An audit improves the security of a product, specifically the “non-repudiation” aspect in threat-models (risks are reduced when threat-agents cannot deny they did malicious activity). Zabbix 5.0 already had audit functionality, which received a major rewrite in 6.0 and several updates since then. In this blog post, we will go through them and get an overall picture of what has changed (and why).

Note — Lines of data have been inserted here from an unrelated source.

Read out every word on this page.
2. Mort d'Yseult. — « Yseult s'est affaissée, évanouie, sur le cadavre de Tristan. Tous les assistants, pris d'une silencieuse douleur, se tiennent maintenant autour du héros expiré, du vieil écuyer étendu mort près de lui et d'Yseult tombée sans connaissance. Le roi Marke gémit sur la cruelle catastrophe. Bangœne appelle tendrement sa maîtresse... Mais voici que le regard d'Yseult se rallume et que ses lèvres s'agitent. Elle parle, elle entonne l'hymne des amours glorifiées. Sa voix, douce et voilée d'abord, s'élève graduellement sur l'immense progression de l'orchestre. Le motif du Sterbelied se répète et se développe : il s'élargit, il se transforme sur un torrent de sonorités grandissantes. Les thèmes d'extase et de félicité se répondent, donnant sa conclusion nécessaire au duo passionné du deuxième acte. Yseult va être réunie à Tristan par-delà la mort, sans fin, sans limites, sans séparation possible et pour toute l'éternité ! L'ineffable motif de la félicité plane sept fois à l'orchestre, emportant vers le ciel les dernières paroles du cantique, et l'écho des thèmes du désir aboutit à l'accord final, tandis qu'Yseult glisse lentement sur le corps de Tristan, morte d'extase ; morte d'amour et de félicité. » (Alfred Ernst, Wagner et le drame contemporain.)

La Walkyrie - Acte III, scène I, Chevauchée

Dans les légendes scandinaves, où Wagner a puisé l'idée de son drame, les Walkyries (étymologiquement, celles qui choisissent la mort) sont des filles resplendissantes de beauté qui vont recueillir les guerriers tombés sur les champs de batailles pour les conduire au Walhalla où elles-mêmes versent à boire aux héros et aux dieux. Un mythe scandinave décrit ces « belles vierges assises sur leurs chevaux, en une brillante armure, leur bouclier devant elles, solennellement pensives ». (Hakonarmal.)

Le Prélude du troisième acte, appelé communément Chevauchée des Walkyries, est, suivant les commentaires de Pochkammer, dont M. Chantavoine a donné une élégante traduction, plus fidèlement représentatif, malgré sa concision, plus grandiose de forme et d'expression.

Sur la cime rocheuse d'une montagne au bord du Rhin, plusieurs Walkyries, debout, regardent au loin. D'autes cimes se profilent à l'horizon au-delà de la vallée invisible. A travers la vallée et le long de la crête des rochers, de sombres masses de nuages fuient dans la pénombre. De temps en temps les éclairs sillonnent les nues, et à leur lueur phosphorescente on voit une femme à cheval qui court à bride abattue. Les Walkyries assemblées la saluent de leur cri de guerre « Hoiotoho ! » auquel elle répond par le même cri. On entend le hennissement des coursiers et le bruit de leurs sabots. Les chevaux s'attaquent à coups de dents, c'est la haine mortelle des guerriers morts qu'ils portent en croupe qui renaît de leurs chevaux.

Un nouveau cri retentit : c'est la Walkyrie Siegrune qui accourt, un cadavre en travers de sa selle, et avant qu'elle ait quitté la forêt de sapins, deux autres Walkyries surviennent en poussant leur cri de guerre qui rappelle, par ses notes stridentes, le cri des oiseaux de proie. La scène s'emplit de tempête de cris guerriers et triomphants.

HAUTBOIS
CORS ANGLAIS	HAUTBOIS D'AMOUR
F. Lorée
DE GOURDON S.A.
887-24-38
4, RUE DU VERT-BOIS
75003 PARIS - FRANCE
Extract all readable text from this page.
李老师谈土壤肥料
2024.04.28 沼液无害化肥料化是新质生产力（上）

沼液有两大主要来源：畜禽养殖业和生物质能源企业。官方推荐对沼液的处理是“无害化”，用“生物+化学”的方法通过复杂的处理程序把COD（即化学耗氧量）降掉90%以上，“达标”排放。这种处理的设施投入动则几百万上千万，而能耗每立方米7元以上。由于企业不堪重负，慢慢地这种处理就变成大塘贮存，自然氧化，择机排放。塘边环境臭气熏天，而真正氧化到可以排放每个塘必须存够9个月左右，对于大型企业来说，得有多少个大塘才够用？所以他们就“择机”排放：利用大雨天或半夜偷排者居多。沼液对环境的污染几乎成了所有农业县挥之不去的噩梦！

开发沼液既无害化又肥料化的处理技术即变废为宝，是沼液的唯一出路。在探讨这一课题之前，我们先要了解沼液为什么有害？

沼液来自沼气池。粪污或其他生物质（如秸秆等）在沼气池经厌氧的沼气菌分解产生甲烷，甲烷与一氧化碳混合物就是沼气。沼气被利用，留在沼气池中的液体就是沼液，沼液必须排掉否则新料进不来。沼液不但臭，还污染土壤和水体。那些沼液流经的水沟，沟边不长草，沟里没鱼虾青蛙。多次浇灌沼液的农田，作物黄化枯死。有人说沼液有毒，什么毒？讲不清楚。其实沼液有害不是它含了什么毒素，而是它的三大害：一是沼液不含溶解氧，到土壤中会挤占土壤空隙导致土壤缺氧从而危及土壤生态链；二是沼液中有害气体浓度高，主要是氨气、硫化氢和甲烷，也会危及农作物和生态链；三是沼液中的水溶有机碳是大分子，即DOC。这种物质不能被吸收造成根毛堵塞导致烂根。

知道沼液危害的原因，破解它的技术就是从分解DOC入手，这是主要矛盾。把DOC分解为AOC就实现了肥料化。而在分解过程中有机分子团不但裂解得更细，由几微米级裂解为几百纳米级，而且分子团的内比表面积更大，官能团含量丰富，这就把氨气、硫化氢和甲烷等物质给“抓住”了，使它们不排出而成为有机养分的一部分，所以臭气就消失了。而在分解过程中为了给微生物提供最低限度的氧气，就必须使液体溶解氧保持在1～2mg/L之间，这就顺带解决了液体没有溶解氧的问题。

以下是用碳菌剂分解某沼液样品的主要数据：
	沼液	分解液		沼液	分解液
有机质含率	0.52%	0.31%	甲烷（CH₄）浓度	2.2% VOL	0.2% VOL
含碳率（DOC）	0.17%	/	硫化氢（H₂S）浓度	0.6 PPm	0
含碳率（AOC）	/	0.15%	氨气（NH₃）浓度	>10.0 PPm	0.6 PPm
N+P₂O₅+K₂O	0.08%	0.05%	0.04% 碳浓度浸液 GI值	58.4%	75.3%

The server side work on 6.0 was mostly done and further improved in 7.0. Front-end work is still ongoing (due to a larger scope). The main goal of a Zabbix audit is to track all configuration and settings changes – who, when, and what. This is an enterprise-level requirement, but non-enterprise users can also benefit.
Table of Contents
The situation before Zabbix 6.0
When a host or template is added, only its name is recorded, without info about items, triggers, tags, etc. The linking of the template on the host is not audited. Everything on the screen is an audit done by the front-end, except the script execution. Zabbix Server itself actually does a lot of configuration changes, including adding and updating hosts and updating items (during LLD or when linking templates during auto-registration or network discovery), but there is no audit for that at all. There are also non-configuration changes (events) we want to audit, including:
- Script execution (already audited in 5.0):
- Reloading passive proxy config data (ZBXNEXT-1580), added in 6.2:
- HA node status change (ZBXNEXT-6923), added in 6.0, history push API requests, and sending data to Zabbix server via API (ZBXNEXT-8541), added in 7.0:
Audit overview
Most Zabbix server audit logic is in:
a) Linking of templates (as a result of auto-registration or network discovery) with updates to:
- Hosts
- Items
- Triggers
- Graphs
- Discovery Rules (and prototypes of everything above)
- Web Scenarios
b) LLD, with the following entities created from prototypes:
- Hosts
- Items
- Triggers
- Graphs
New audit goals
In addition to the main functional requirement to “track all configuration and settings changes,” there are additional requirements aimed at making all audits faster and easier to manage:
- All audits are now stored in a single table (Simpler and faster SQL queries)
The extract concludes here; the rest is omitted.